As transcription of the ERG fusion partner TMPRSS2 is regulated by androgen receptor, it is hypothesized that androgen receptor and ERG signaling are functionally related. Such a mechanism was proposed because androgen receptor signaling induced TOP2B-mediated double-strands DNA breaks with de novo TMPRSS2-ERG fusion in LAPC4 and LNCaP cells.33 On the other hand, ERG inhibits androgen receptor signaling by reducing receptor expression and activity, together with the induction of repressive epigenetic programs.13 In this study, we investigated the relationship between the ERG and androgen receptor pathways as reflected by the respective protein expression in clinical specimens. Our results showed that increased androgen receptor expression is significantly correlated with higher ERG levels in single cores. Moreover, androgen receptor expression levels in ERG-negative cases were statistically similar to those in cases with moderate ERG expression. To avoid scoring artifacts, we used endothelial and stromal cells as internal controls for ERG and androgen receptor, respectively, in each case. These findings suggest that there is no repressive effect of ERG signaling on androgen receptor expression in clinical specimens. The fact that androgen receptor expression in ERG-negative cores was similar to its expression in moderate ERG-positive cases furthermore reflects a more complex relation of both important pathways.
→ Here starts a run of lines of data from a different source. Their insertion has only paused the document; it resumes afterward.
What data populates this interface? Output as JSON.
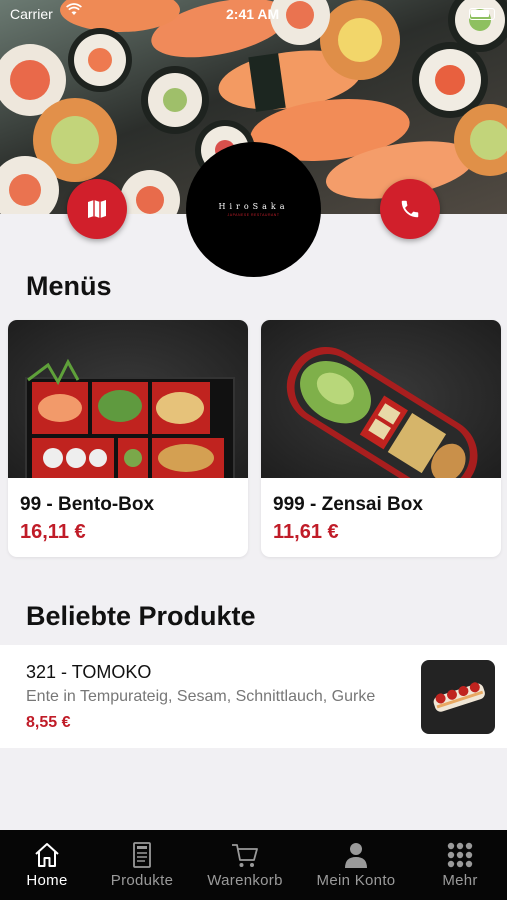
{
  "status_bar": {
    "carrier": "Carrier",
    "time": "2:41 AM"
  },
  "header": {
    "logo_title": "HiroSaka",
    "logo_subtitle": "JAPANESE RESTAURANT",
    "map_icon": "map-icon",
    "phone_icon": "phone-icon"
  },
  "menus": {
    "title": "Menüs",
    "items": [
      {
        "name": "99 - Bento-Box",
        "price": "16,11 €"
      },
      {
        "name": "999 - Zensai Box",
        "price": "11,61 €"
      }
    ]
  },
  "popular": {
    "title": "Beliebte Produkte",
    "items": [
      {
        "name": "321 - TOMOKO",
        "description": "Ente in Tempurateig, Sesam, Schnittlauch, Gurke",
        "price": "8,55 €"
      }
    ]
  },
  "tabs": [
    {
      "label": "Home",
      "icon": "home-icon",
      "active": true
    },
    {
      "label": "Produkte",
      "icon": "menu-card-icon",
      "active": false
    },
    {
      "label": "Warenkorb",
      "icon": "cart-icon",
      "active": false
    },
    {
      "label": "Mein Konto",
      "icon": "user-icon",
      "active": false
    },
    {
      "label": "Mehr",
      "icon": "grid-icon",
      "active": false
    }
  ],
  "colors": {
    "accent": "#d11f2b",
    "price": "#c01c28",
    "tab_bar": "#060606",
    "background": "#f1f0f3"
  }
}
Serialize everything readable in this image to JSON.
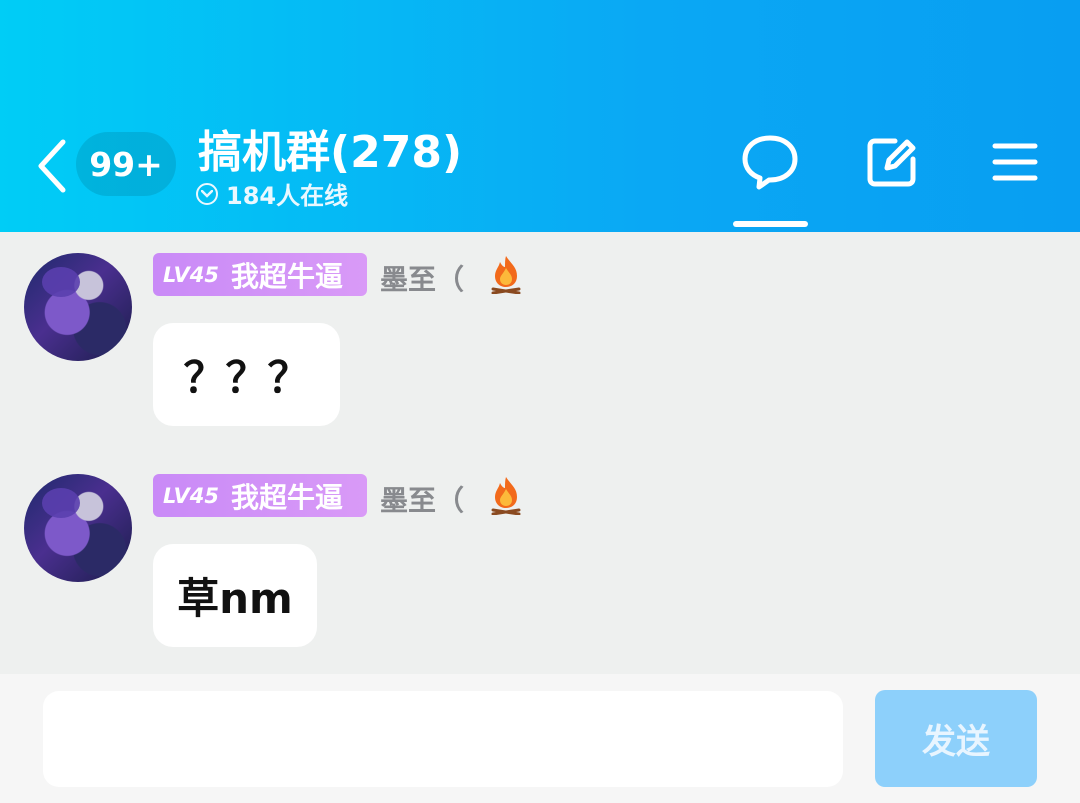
{
  "header": {
    "unread_badge": "99+",
    "group_title": "搞机群(278)",
    "online_text": "184人在线"
  },
  "messages": [
    {
      "level": "LV45",
      "member_title": "我超牛逼",
      "nickname": "墨至（",
      "text": "？？？"
    },
    {
      "level": "LV45",
      "member_title": "我超牛逼",
      "nickname": "墨至（",
      "text": "草nm"
    }
  ],
  "input": {
    "value": "",
    "send_label": "发送"
  },
  "colors": {
    "header_start": "#00cdf6",
    "header_end": "#089ef2",
    "level_badge": "#c98af7",
    "send_button": "#8dd0fb",
    "background": "#eef0ef"
  },
  "icons": [
    "back-chevron-icon",
    "chevron-down-circle-icon",
    "chat-bubble-icon",
    "edit-icon",
    "menu-icon",
    "fire-icon"
  ]
}
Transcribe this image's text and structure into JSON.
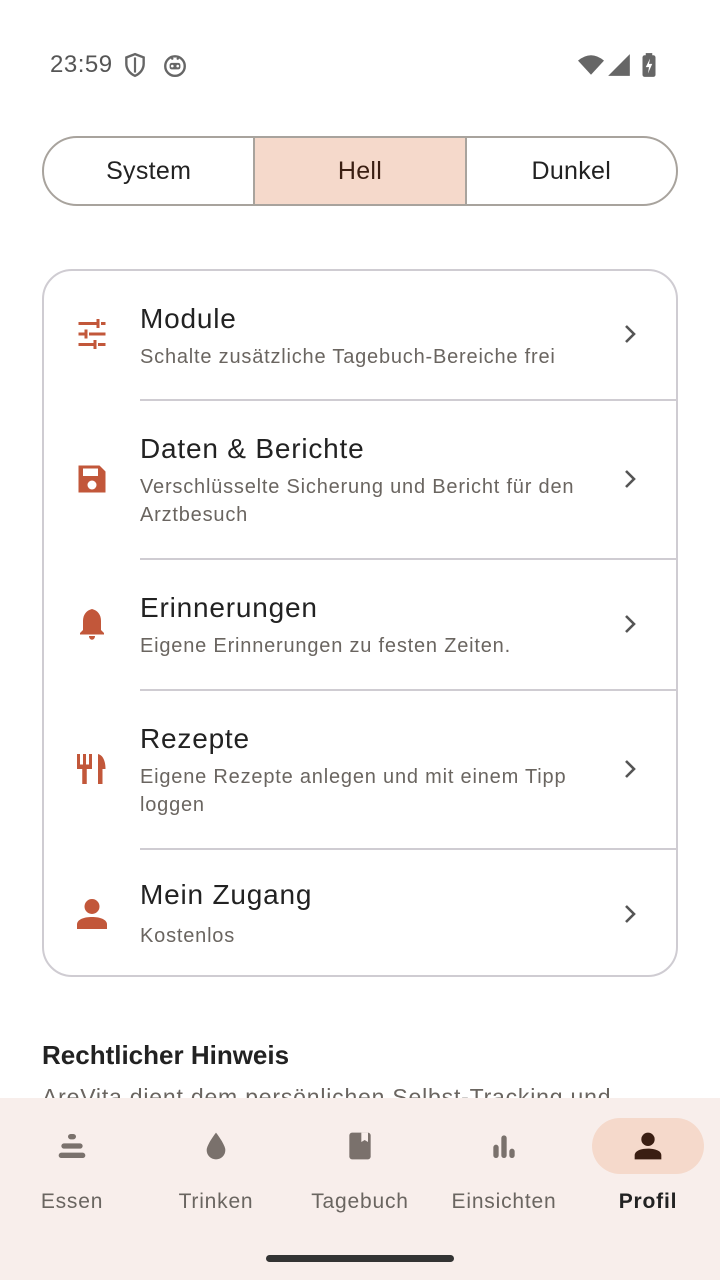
{
  "status_bar": {
    "time": "23:59",
    "icons": [
      "shield-icon",
      "robot-icon",
      "wifi-icon",
      "signal-icon",
      "battery-charging-icon"
    ]
  },
  "theme_selector": {
    "options": [
      "System",
      "Hell",
      "Dunkel"
    ],
    "selected": "Hell"
  },
  "settings": {
    "items": [
      {
        "icon": "tune-icon",
        "title": "Module",
        "subtitle": "Schalte zusätzliche Tagebuch-Bereiche frei"
      },
      {
        "icon": "save-icon",
        "title": "Daten & Berichte",
        "subtitle": "Verschlüsselte Sicherung und Bericht für den Arztbesuch"
      },
      {
        "icon": "bell-icon",
        "title": "Erinnerungen",
        "subtitle": "Eigene Erinnerungen zu festen Zeiten."
      },
      {
        "icon": "restaurant-icon",
        "title": "Rezepte",
        "subtitle": "Eigene Rezepte anlegen und mit einem Tipp loggen"
      },
      {
        "icon": "person-icon",
        "title": "Mein Zugang",
        "subtitle": "Kostenlos"
      }
    ]
  },
  "legal": {
    "title": "Rechtlicher Hinweis",
    "text": "AreVita dient dem persönlichen Selbst-Tracking und"
  },
  "bottom_nav": {
    "items": [
      {
        "icon": "food-stack-icon",
        "label": "Essen"
      },
      {
        "icon": "water-drop-icon",
        "label": "Trinken"
      },
      {
        "icon": "diary-icon",
        "label": "Tagebuch"
      },
      {
        "icon": "bar-chart-icon",
        "label": "Einsichten"
      },
      {
        "icon": "person-icon",
        "label": "Profil"
      }
    ],
    "active": "Profil"
  },
  "colors": {
    "accent": "#c2573a",
    "selected_bg": "#f5d9cb",
    "nav_bg": "#f8eeeb",
    "border": "#a8a39d"
  }
}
This study including 481 patients is one of the largest study cohorts on ERG prognostic value until now and included the well-defined European Randomized Study of Screening for Prostate Cancer population. This screening study has shown that PSA-based screening reduced the rate of death from prostate cancer.15 Part of the screening protocol is pathological revision of all radical prostatectomy specimens by a pathologist with expertise in urological pathology. In addition, the protocol ensures uniformity in tumor detection, and monitoring of relevant clinical, pathological and follow-up parameters.

While ERG immunohistochemistry is easy to perform and interpret, it does not reveal qualitative information on the ERG genomic fusion. It cannot distinguish whether fusion to TMPRSS2 or another fusion partner causes ERG overexpression.9, 34, 35 Likewise, with immunohistochemistry no distinction can be made between genomic deletion, translocation or duplication leading to ERG overexpression. While immunohistochemical analysis was performed by visual semiquantitative scoring by two independent researchers and not by automated imaging, we have previously shown that semiquantitative scoring correlated with quantitative ERG mRNA levels.9

Conclusions

Immunohistochemical ERG expression in a well-defined screening cohort of 481 prostate cancer patients revealed no statistical relationship between ERG expression and tumor recurrence or death. Therefore, we conclude that immunohistochemical ERG expression does not have a role in the prognostic stratification of prostate cancer patients after radical prostatectomy.